Mexico President Andrés Manuel López Obrador denied on Tuesday that an investigation of Comisión Reguladora de Energía (CRE) President Guillermo García Alcocer for alleged conflicts of interest was launched for political reasons.

López Obrador first accused García Alcocer of having a conflict of interest last Friday (Feb. 15), two days after García Alcocer, in an interview with El Financiero questioned the suitability of 12 candidates nominated by López Obrador to fill four vacant commissioner spots at the CRE.

The CRE, an autonomous regulatory agency roughly analogous to the U.S. Federal Energy Regulatory Commission, oversees natural gas regulations and permitting. It also publishes the IPGN monthly natural gas price index, a compilation of post-transaction prices reported anonymously by shippers.

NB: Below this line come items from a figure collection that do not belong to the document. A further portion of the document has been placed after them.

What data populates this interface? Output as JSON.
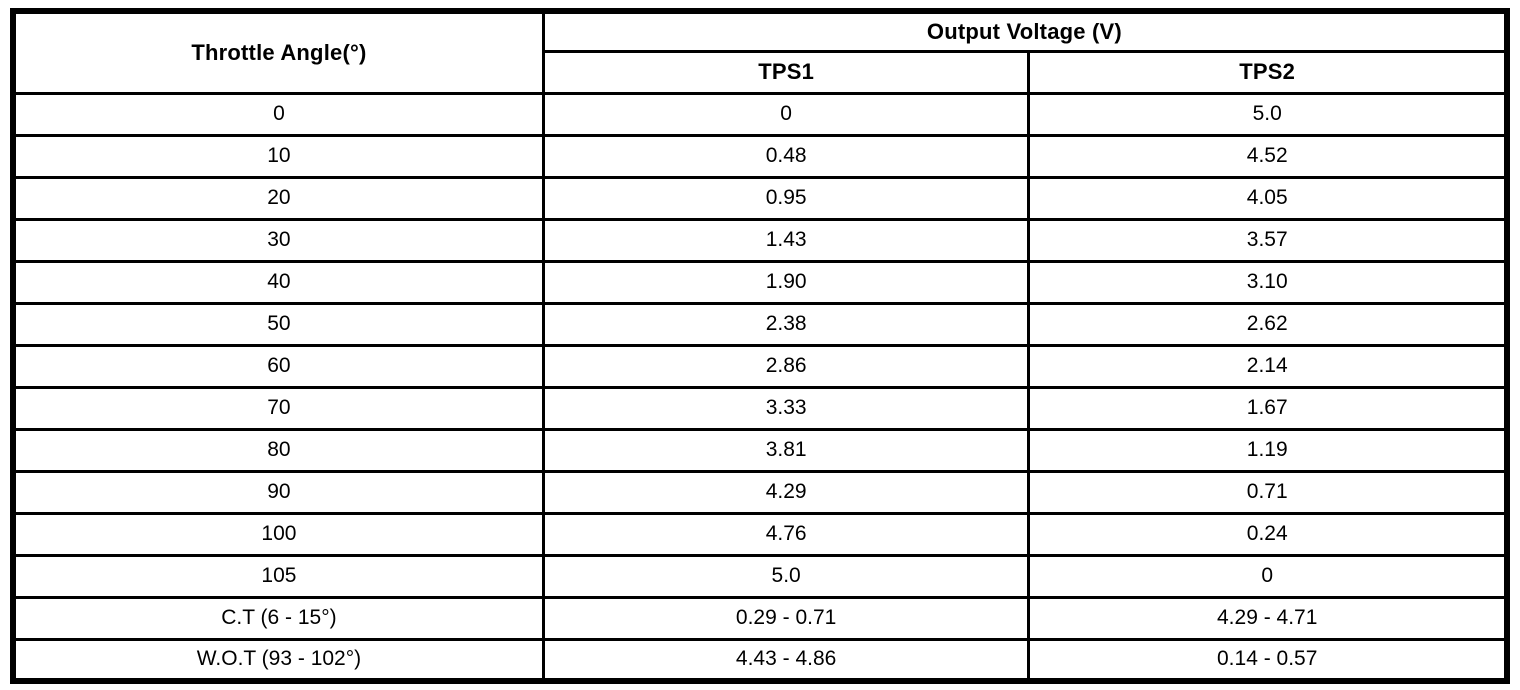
{
  "chart_data": {
    "type": "table",
    "header": {
      "throttle_angle": "Throttle Angle(°)",
      "output_voltage_group": "Output Voltage (V)",
      "tps1": "TPS1",
      "tps2": "TPS2"
    },
    "rows": [
      {
        "angle": "0",
        "tps1": "0",
        "tps2": "5.0"
      },
      {
        "angle": "10",
        "tps1": "0.48",
        "tps2": "4.52"
      },
      {
        "angle": "20",
        "tps1": "0.95",
        "tps2": "4.05"
      },
      {
        "angle": "30",
        "tps1": "1.43",
        "tps2": "3.57"
      },
      {
        "angle": "40",
        "tps1": "1.90",
        "tps2": "3.10"
      },
      {
        "angle": "50",
        "tps1": "2.38",
        "tps2": "2.62"
      },
      {
        "angle": "60",
        "tps1": "2.86",
        "tps2": "2.14"
      },
      {
        "angle": "70",
        "tps1": "3.33",
        "tps2": "1.67"
      },
      {
        "angle": "80",
        "tps1": "3.81",
        "tps2": "1.19"
      },
      {
        "angle": "90",
        "tps1": "4.29",
        "tps2": "0.71"
      },
      {
        "angle": "100",
        "tps1": "4.76",
        "tps2": "0.24"
      },
      {
        "angle": "105",
        "tps1": "5.0",
        "tps2": "0"
      },
      {
        "angle": "C.T (6 - 15°)",
        "tps1": "0.29 - 0.71",
        "tps2": "4.29 - 4.71"
      },
      {
        "angle": "W.O.T (93 - 102°)",
        "tps1": "4.43 - 4.86",
        "tps2": "0.14 - 0.57"
      }
    ],
    "colors": {
      "border": "#000000",
      "background": "#ffffff",
      "text": "#000000"
    }
  }
}
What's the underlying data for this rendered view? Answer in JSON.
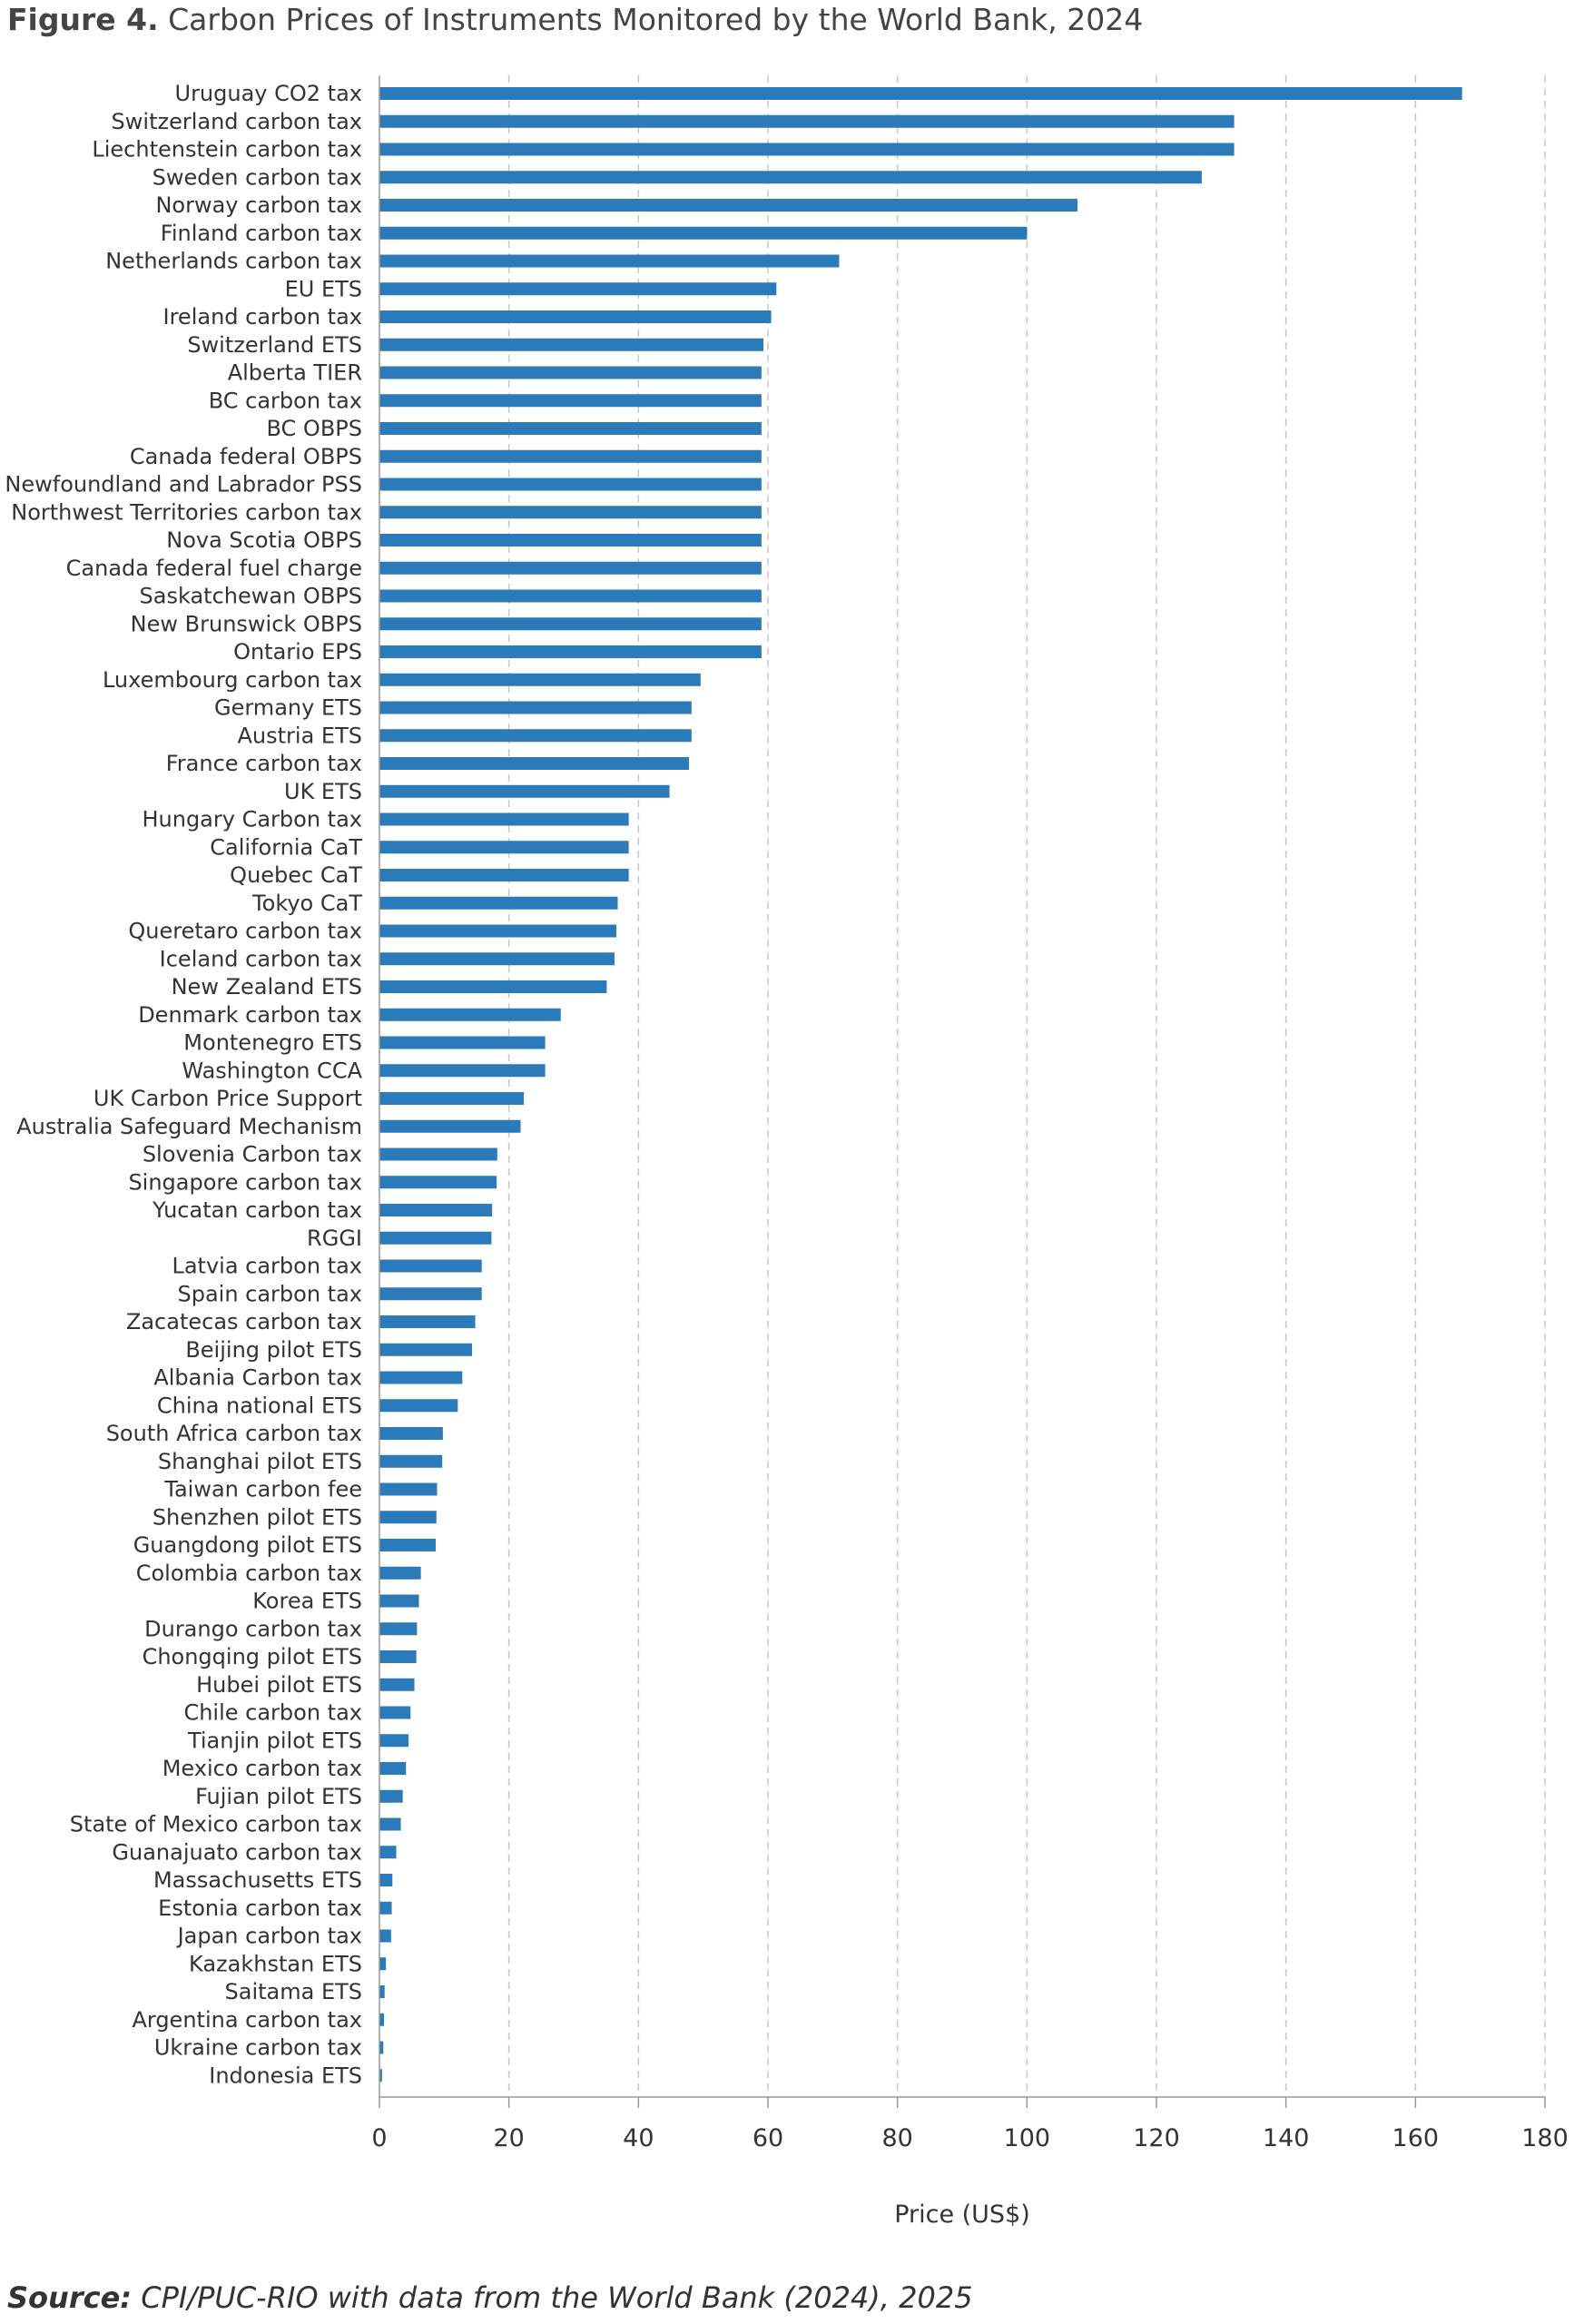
{
  "figure": {
    "label": "Figure 4.",
    "title": "Carbon Prices of Instruments Monitored by the World Bank, 2024"
  },
  "source": {
    "label": "Source:",
    "text": "CPI/PUC-RIO with data from the World Bank (2024), 2025"
  },
  "chart_data": {
    "type": "bar",
    "orientation": "horizontal",
    "title": "Carbon Prices of Instruments Monitored by the World Bank, 2024",
    "xlabel": "Price (US$)",
    "ylabel": "",
    "xlim": [
      0,
      180
    ],
    "xticks": [
      0,
      20,
      40,
      60,
      80,
      100,
      120,
      140,
      160,
      180
    ],
    "grid": "vertical dashed",
    "bar_color": "#2b7bba",
    "categories": [
      "Uruguay CO2 tax",
      "Switzerland carbon tax",
      "Liechtenstein carbon tax",
      "Sweden carbon tax",
      "Norway carbon tax",
      "Finland carbon tax",
      "Netherlands carbon tax",
      "EU ETS",
      "Ireland carbon tax",
      "Switzerland ETS",
      "Alberta TIER",
      "BC carbon tax",
      "BC OBPS",
      "Canada federal OBPS",
      "Newfoundland and Labrador PSS",
      "Northwest Territories carbon tax",
      "Nova Scotia OBPS",
      "Canada federal fuel charge",
      "Saskatchewan OBPS",
      "New Brunswick OBPS",
      "Ontario EPS",
      "Luxembourg carbon tax",
      "Germany ETS",
      "Austria ETS",
      "France carbon tax",
      "UK ETS",
      "Hungary Carbon tax",
      "California CaT",
      "Quebec CaT",
      "Tokyo CaT",
      "Queretaro carbon tax",
      "Iceland carbon tax",
      "New Zealand ETS",
      "Denmark carbon tax",
      "Montenegro ETS",
      "Washington CCA",
      "UK Carbon Price Support",
      "Australia Safeguard Mechanism",
      "Slovenia Carbon tax",
      "Singapore carbon tax",
      "Yucatan carbon tax",
      "RGGI",
      "Latvia carbon tax",
      "Spain carbon tax",
      "Zacatecas carbon tax",
      "Beijing pilot ETS",
      "Albania Carbon tax",
      "China national ETS",
      "South Africa carbon tax",
      "Shanghai pilot ETS",
      "Taiwan carbon fee",
      "Shenzhen pilot ETS",
      "Guangdong pilot ETS",
      "Colombia carbon tax",
      "Korea ETS",
      "Durango carbon tax",
      "Chongqing pilot ETS",
      "Hubei pilot ETS",
      "Chile carbon tax",
      "Tianjin pilot ETS",
      "Mexico carbon tax",
      "Fujian pilot ETS",
      "State of Mexico carbon tax",
      "Guanajuato carbon tax",
      "Massachusetts ETS",
      "Estonia carbon tax",
      "Japan carbon tax",
      "Kazakhstan ETS",
      "Saitama ETS",
      "Argentina carbon tax",
      "Ukraine carbon tax",
      "Indonesia ETS"
    ],
    "values": [
      167.2,
      132.0,
      132.0,
      127.0,
      107.8,
      100.0,
      71.0,
      61.3,
      60.5,
      59.3,
      59.0,
      59.0,
      59.0,
      59.0,
      59.0,
      59.0,
      59.0,
      59.0,
      59.0,
      59.0,
      59.0,
      49.6,
      48.2,
      48.2,
      47.8,
      44.8,
      38.5,
      38.5,
      38.5,
      36.8,
      36.6,
      36.3,
      35.1,
      28.0,
      25.6,
      25.6,
      22.3,
      21.8,
      18.2,
      18.1,
      17.4,
      17.3,
      15.8,
      15.8,
      14.8,
      14.3,
      12.8,
      12.1,
      9.8,
      9.7,
      8.9,
      8.8,
      8.7,
      6.4,
      6.1,
      5.8,
      5.7,
      5.4,
      4.8,
      4.5,
      4.1,
      3.6,
      3.3,
      2.6,
      2.0,
      1.9,
      1.8,
      1.0,
      0.8,
      0.7,
      0.6,
      0.4
    ]
  }
}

On Monday (Feb. 18), the ministries of energy, finance and civil service announced the investigation into García Alcocer. They cited as evidence that his brother-in-law works for the Mexican unit of Danish wind turbine manufacturer Vestas Wind Systems A/S, and a cousin of García Alcocer’s wife works for Santa Fe Natural Gas, a subsidiary of natural gas pipeline developer Fermaca.

In a press conference later Monday, García Alcocer called the accusations false, citing that a declaration of his interests, including the jobs held by his relatives in the energy sector, had been publicly available since his appointment by the senate in 2016.

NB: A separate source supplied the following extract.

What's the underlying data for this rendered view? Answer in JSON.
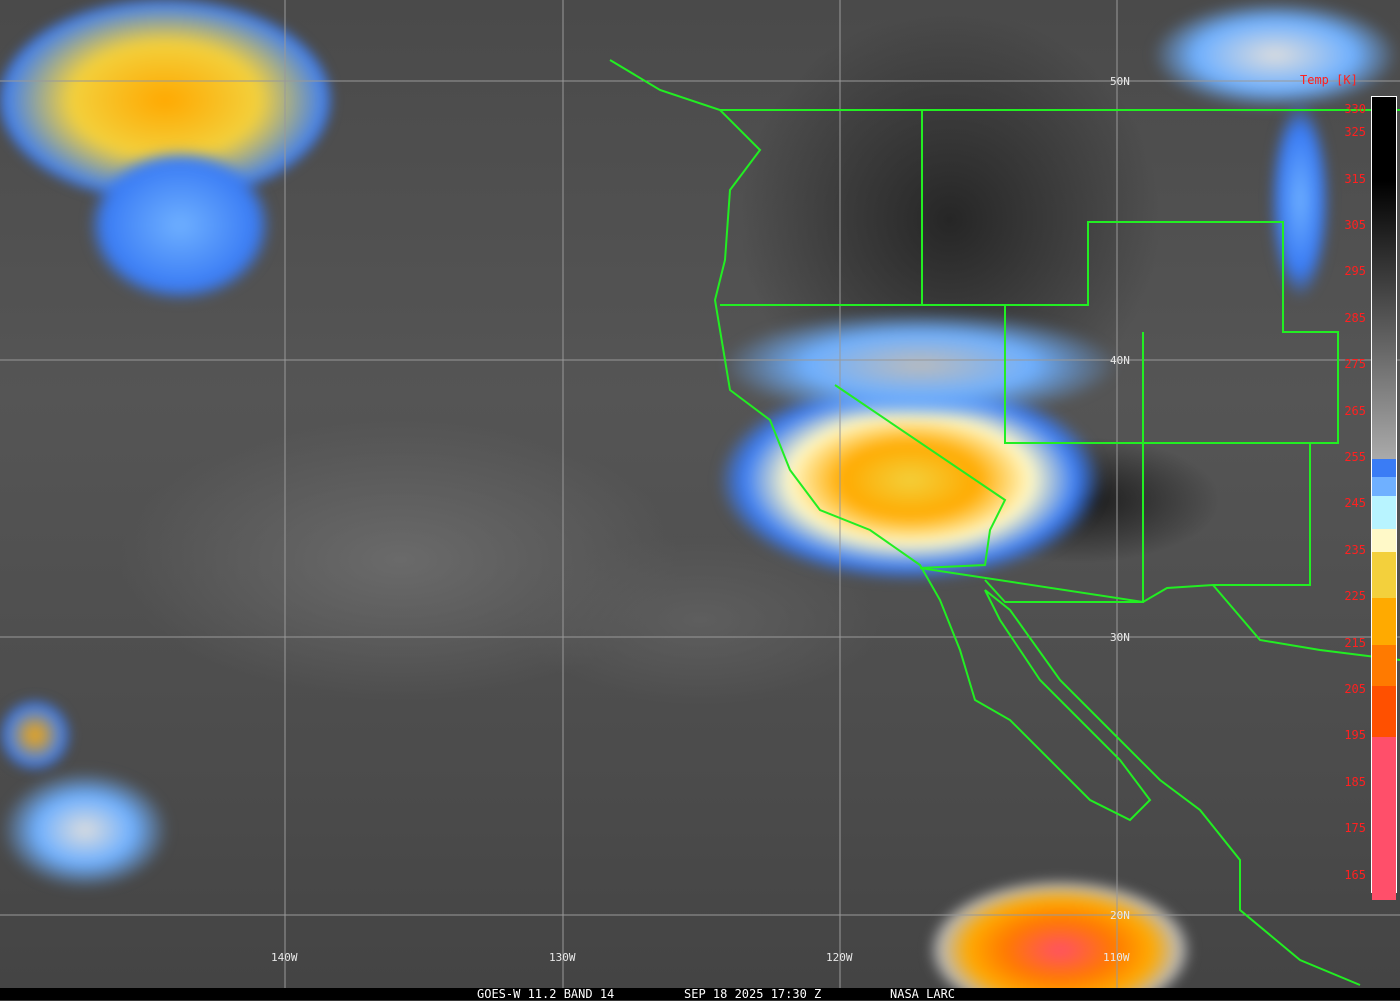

He also highlighted that Vestas is not regulated by the CRE, and noted that he had recused himself from a hearing at which the CRE awarded a natural gas marketing permit to Santa Fe.

“I want to express my concern that the institutions of government are being utilized for political ends, given that the remarks against me began after my observations about the backgrounds of the CRE commissioner candidates were made public,” García Alcocer said. “As I’ve said previously, I extend an invitation to open the channels of communication, and for us to work in favor of the Mexican people…

“To that end, from here, publicly, I ask President López Obrador for a meeting. He will see that autonomous [regulatory] organisms are not the enemy of his national project.”

On Tuesday, López Obrador said he would accept a meeting, but he rejected the notion that the investigation had been launched on political grounds.

“We already had, and [García Alcocer] knew it, the evidence that there was a conflict of interest,” López Obrador said, He noted that “before he criticized the shortlist [of CRE candidates], I can prove that we had the investigation…in fact, I even think that for this reason he criticized the shortlist, because he knew that an investigation existed.”

The hashtag #FuerzaGarciaAlcocer was trending on Twitter on Monday and Tuesday, as some of the most prominent voices in Mexico’s energy sector expressed their support for García Alcocer. Fuerza is the Spanish word for strength.

Former deputy energy secretary for hydrocarbons Lourdes Melgar, now a nonresident fellow at Rice University’s Baker Institute Center for Energy in Houston, tweeted on Monday that García Alcocer “today gave us an example of strength and dignity. Extremely worrying for Mexican democracy that the apparatus of the state is used to try and vanquish the president of a constitutional regulatory body.”

Duncan Wood, who directs the Woodrow Wilson Center’s Mexico Institute, also chimed in with support.

“I have known Guillermo García Alcocer personally for many years,” Wood wrote. “He is a fine public servant who has worked incredibly hard to set Mexico’s energy sector on the right path. The attack on him is really unconscionable.”

López Obrador on Monday referred to both the CRE and upstream oil and gas regulator Comisión Nacional de Hidrocarburos (CNH) as “a great farce.” He claimed García Alcocer “should not be” in his post because of the supposed conflicts of interest.

This is “not because he questioned us,” the president said. “No, the issue is deeper, it’s that he tricked the people of Mexico into believing that we needed autonomous agencies of independent experts, because the government could not attend to matters” related to the state power utility Comisión Federal de Electricidad (CFE) and national oil company Petróleos Mexicanos, i.e. Pemex.

Independent regulatory agencies such as CRE are, “in the majority of cases…subordinate to a way of thinking, to the policy of privatization,” he added.

López Obrador has repeatedly expressed distrust of CRE and CNH, whose budgets were slashed this year, and accused them of working on behalf of the private sector and to the detriment of Pemex and CFE.